Finding good advice
Why can no-one decide on the best way to cook a steak? Searching YouTube brings you hundreds of videos telling you this is definitely the “best” way to cook a steak - which of course leads to a very heated discussion in the comments.
The problem, as Adam Ragusea explains in this video, is that
“everything basically works, therefore, everyone is basically right”
If that is so, then who should I listen to? I believe that depends on your circumstances and how seriously you want to achieve the end goal. Lets say I am a Michelin star level chef who requires absolute perfection and consistency. In this case, I would use a water bath to hold half a cow’s worth of steak in suspension at an internal temperature of 55C. When the order comes in, I can take one of these perfectly uniform slabs of meat and sear it in a stupidly hot pan for the best flavour. But if I am making two steaks at home, no amount of water bath will make up for the fact I don’t have a relationship with a local farmer and have to buy my steaks at M&S - and that’s ok, we have different goals. As A.A. Gill said
“Cooks do it at home for love. Chefs do it in public for money.”
Just as there is a difference between amateur and professional goals, I think it’s also important to understand why someone is giving you a particular piece of advice. TV chefs are often wrong, but personally I will forgive this trait in people like Marco Pierre White while Jamie Oliver is not so fortunate. As Ragusea explains in another video, Marco will incorrectly tell you that he cooks onions “to remove the acidity” when he is actually breaking down the the pungent odour compounds. In this case, it doesn’t really matter, the man has spent thousands of hours in this profession, he knows the exact steps to execute a dish and has never had to explain the science to one of his staff. However, when Jamie Oliver tells me to use packet rice in this infamous egg fried rice recipe I know he is trying to translate a Chinese recipe to a western audience who want a quick meal and probably don’t own a proper wok or rice cooker. I do happen to have those things because its one of the rabbit holes I find fun. Therefore, I will seek my egg fried rice advice from creators living in China who understand both Chinese food and difference between a normal kitchen and the jet burners in a typical restaurant.

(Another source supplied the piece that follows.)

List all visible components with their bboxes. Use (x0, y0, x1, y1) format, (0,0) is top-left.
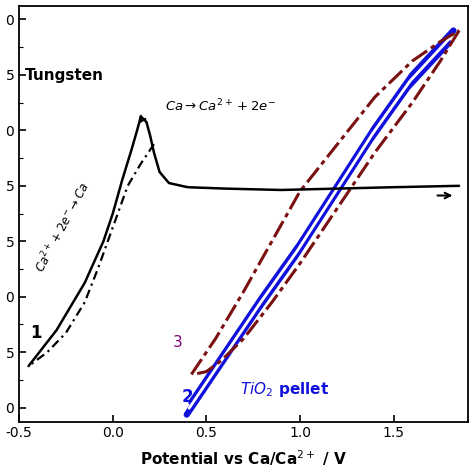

Many of the experts on the internet make a living by telling you how to do something, which is why we get hundreds of videos about steaks, photography, weight loss, finance. In each case there is only so much you can say about the advice most people need to hear, the 80% returns option. But a single video will not keep the gravy train moving, so creators are then forced to talk endlessly about the extra 20% you could obsess over to get maximum gains in their particular field (i.e. YouTube photographers actually make money when buying new cameras).
Here are a few examples I’ve experienced
- Cooking
- 80% returns: Fry dry rice in a wok then add salt, sugar and MSG to season
- 100% returns: Invest in a jet burner that can get that restaurant level “wok hei”
- Weightlifting
- 80% returns: pick up heavy things consistently
- 100% returns: create a detailed schedule and control all macro intake
- Photography
- 80% returns: Get a FujiFilm and get great (not perfect) JPEGs straight out of the camera
- 100% returns: Get a Sony and shoot RAW then edit afterwards to retain the most detail
- Finance
- 80% returns: put money low cost index fun, leave it for a really long time
- 100% returns: do analysis and create a portfolio to balance risk and returns
- Eating healthy
- 80% returns: Eat food. Not much. Mostly plants.
- 100% returns: Record all calorie/macro intake to hit some goal
So I guess the trick is to just think critically and ask yourself “what am I doing this for?”. Then you can decide when you want to go all in for the fun of it and when you only need to get 80% of the way.